The kind of pseudo-investigative documentary in which handpicked pundit and Queensryche singer Geoff Tate gets more face time than Noam Chomsky, Programming the Nation? fails to stick to its stated subject or to coherently fit it into well-trod America-as-propaganda-mill boilerplate. First-time director Jeff Warrick, a former advertising account exec, wobbles from the start in mixing 9/11 news audio with shots of Ground Zero reconstruction, presumably to later tie it in to his ostensible history of subliminal messaging in America. No luck there, and though Warrick's background compels him to keep the snazzy graphics, sliced-and-diced interviews, and clips of everything from The X-Files to a Muzak lampoon by comic Neil Innes rolling for nearly two hours, he evades and fails to ask the right questions as often as he informs—and then usually with far less punch than his interviewees have managed for decades. (When media critic Mark Crispin Miller or Democracy Now!'s Amy Goodman appear for a few soundbites, you long for them to usurp the production.)

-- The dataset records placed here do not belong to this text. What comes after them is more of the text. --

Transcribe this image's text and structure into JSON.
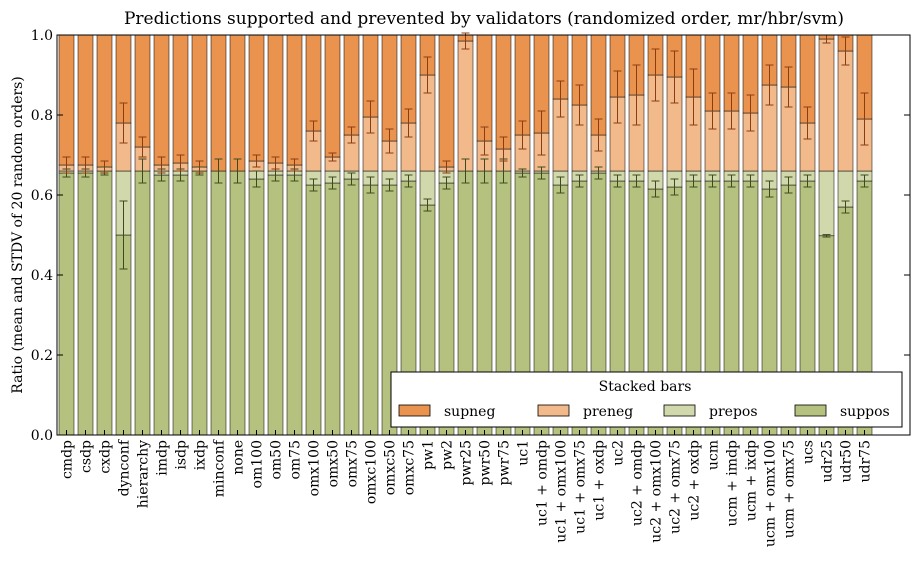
{
  "chart_data": {
    "type": "bar",
    "stacked": true,
    "title": "Predictions supported and prevented by validators (randomized order, mr/hbr/svm)",
    "xlabel": "",
    "ylabel": "Ratio (mean and STDV of 20 random orders)",
    "ylim": [
      0,
      1
    ],
    "yticks": [
      "0.0",
      "0.2",
      "0.4",
      "0.6",
      "0.8",
      "1.0"
    ],
    "grid": false,
    "legend": {
      "title": "Stacked bars",
      "placement": "lower-right"
    },
    "categories": [
      "cmdp",
      "csdp",
      "cxdp",
      "dynconf",
      "hierarchy",
      "imdp",
      "isdp",
      "ixdp",
      "minconf",
      "none",
      "om100",
      "om50",
      "om75",
      "omx100",
      "omx50",
      "omx75",
      "omxc100",
      "omxc50",
      "omxc75",
      "pw1",
      "pw2",
      "pwr25",
      "pwr50",
      "pwr75",
      "uc1",
      "uc1 + omdp",
      "uc1 + omx100",
      "uc1 + omx75",
      "uc1 + oxdp",
      "uc2",
      "uc2 + omdp",
      "uc2 + omx100",
      "uc2 + omx75",
      "uc2 + oxdp",
      "ucm",
      "ucm + imdp",
      "ucm + ixdp",
      "ucm + omx100",
      "ucm + omx75",
      "ucs",
      "udr25",
      "udr50",
      "udr75"
    ],
    "series": [
      {
        "name": "suppos",
        "color": "#b5c17e",
        "values": [
          0.655,
          0.655,
          0.66,
          0.5,
          0.66,
          0.65,
          0.65,
          0.66,
          0.66,
          0.66,
          0.64,
          0.65,
          0.65,
          0.625,
          0.63,
          0.64,
          0.625,
          0.625,
          0.635,
          0.575,
          0.63,
          0.66,
          0.66,
          0.66,
          0.655,
          0.655,
          0.625,
          0.635,
          0.655,
          0.635,
          0.635,
          0.615,
          0.62,
          0.635,
          0.635,
          0.635,
          0.635,
          0.615,
          0.625,
          0.635,
          0.498,
          0.57,
          0.635
        ],
        "err": [
          0.01,
          0.01,
          0.01,
          0.085,
          0.03,
          0.015,
          0.015,
          0.01,
          0.03,
          0.03,
          0.02,
          0.015,
          0.015,
          0.015,
          0.015,
          0.015,
          0.02,
          0.015,
          0.015,
          0.015,
          0.015,
          0.03,
          0.03,
          0.03,
          0.01,
          0.015,
          0.02,
          0.015,
          0.015,
          0.015,
          0.015,
          0.02,
          0.02,
          0.015,
          0.015,
          0.015,
          0.015,
          0.02,
          0.02,
          0.015,
          0.003,
          0.015,
          0.015
        ]
      },
      {
        "name": "prepos",
        "color": "#d1d8ab",
        "values": [
          0.005,
          0.005,
          0.0,
          0.16,
          0.0,
          0.01,
          0.01,
          0.0,
          0.0,
          0.0,
          0.02,
          0.01,
          0.01,
          0.035,
          0.03,
          0.02,
          0.035,
          0.035,
          0.025,
          0.085,
          0.03,
          0.0,
          0.0,
          0.0,
          0.005,
          0.005,
          0.035,
          0.025,
          0.005,
          0.025,
          0.025,
          0.045,
          0.04,
          0.025,
          0.025,
          0.025,
          0.025,
          0.045,
          0.035,
          0.025,
          0.162,
          0.09,
          0.025
        ]
      },
      {
        "name": "preneg",
        "color": "#f2b98a",
        "values": [
          0.015,
          0.015,
          0.01,
          0.12,
          0.06,
          0.015,
          0.02,
          0.01,
          0.0,
          0.0,
          0.025,
          0.02,
          0.015,
          0.1,
          0.035,
          0.09,
          0.135,
          0.075,
          0.12,
          0.24,
          0.01,
          0.325,
          0.075,
          0.055,
          0.09,
          0.095,
          0.18,
          0.165,
          0.09,
          0.185,
          0.19,
          0.24,
          0.235,
          0.185,
          0.15,
          0.15,
          0.145,
          0.215,
          0.21,
          0.12,
          0.33,
          0.3,
          0.13
        ],
        "err": [
          0.02,
          0.02,
          0.015,
          0.05,
          0.025,
          0.02,
          0.02,
          0.015,
          0.0,
          0.0,
          0.015,
          0.015,
          0.015,
          0.025,
          0.01,
          0.02,
          0.04,
          0.03,
          0.035,
          0.045,
          0.015,
          0.02,
          0.035,
          0.03,
          0.035,
          0.055,
          0.045,
          0.05,
          0.04,
          0.065,
          0.075,
          0.065,
          0.065,
          0.07,
          0.045,
          0.045,
          0.045,
          0.05,
          0.05,
          0.04,
          0.01,
          0.035,
          0.065
        ]
      },
      {
        "name": "supneg",
        "color": "#e9934f",
        "values": [
          0.325,
          0.325,
          0.33,
          0.22,
          0.28,
          0.325,
          0.32,
          0.33,
          0.34,
          0.34,
          0.315,
          0.32,
          0.325,
          0.24,
          0.305,
          0.25,
          0.205,
          0.265,
          0.22,
          0.1,
          0.33,
          0.015,
          0.265,
          0.285,
          0.25,
          0.245,
          0.16,
          0.175,
          0.25,
          0.155,
          0.15,
          0.1,
          0.105,
          0.155,
          0.19,
          0.19,
          0.195,
          0.125,
          0.13,
          0.22,
          0.01,
          0.04,
          0.21
        ]
      }
    ]
  }
}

Programming the Nation? isn't even on solid ground when exploring the start of subliminal communication in the 1950s. Relying on Wilson Bryan Key, author of several '70s bestsellers on the practice, as a primary authority, it retells the familiar basics of "the Vicary experiment" in which split-second flashes of suggestive text projected during a showing of Picnic boosted concession sales. But when Warrick reveals Vicary's later admission that his study was a scam, he merely clucks at Key's populariztion of it rather than confront him. A montage of sexual images in liquor and cigarette print ads offers circumstantial evidence against the ad industry's stony insistence that it doesn't practice hidden messaging, but the doc is on much sillier ground going over "backwards masking" issues dating back to the Beatles and a Judas Priest trial involving the suicide of a teen fan (cue, for no compelling reason other than his status as the filmmaker's fave, Tate).
Warrick finally admits that he and some of his talking heads are expanding the definition of "subliminal" (something that's obvious when he cites entirely perceptible cuts in Hitchcock films, or product placement in movies), but he loses all of his remaining credibility when flimsily suggesting a Bush ad featuring a split-second flash of the word "RATS" decided the 2000 election, or in giving a government communications project that "disturbs the ionosphere" such little screen time that its effects remain unfathomable. A wandering commitment to the topic and shortage of hard evidence about the scale of subliminal communication undermines the film's integrity, and makes this buffet of paranoia easy to dismiss for lack of relevance.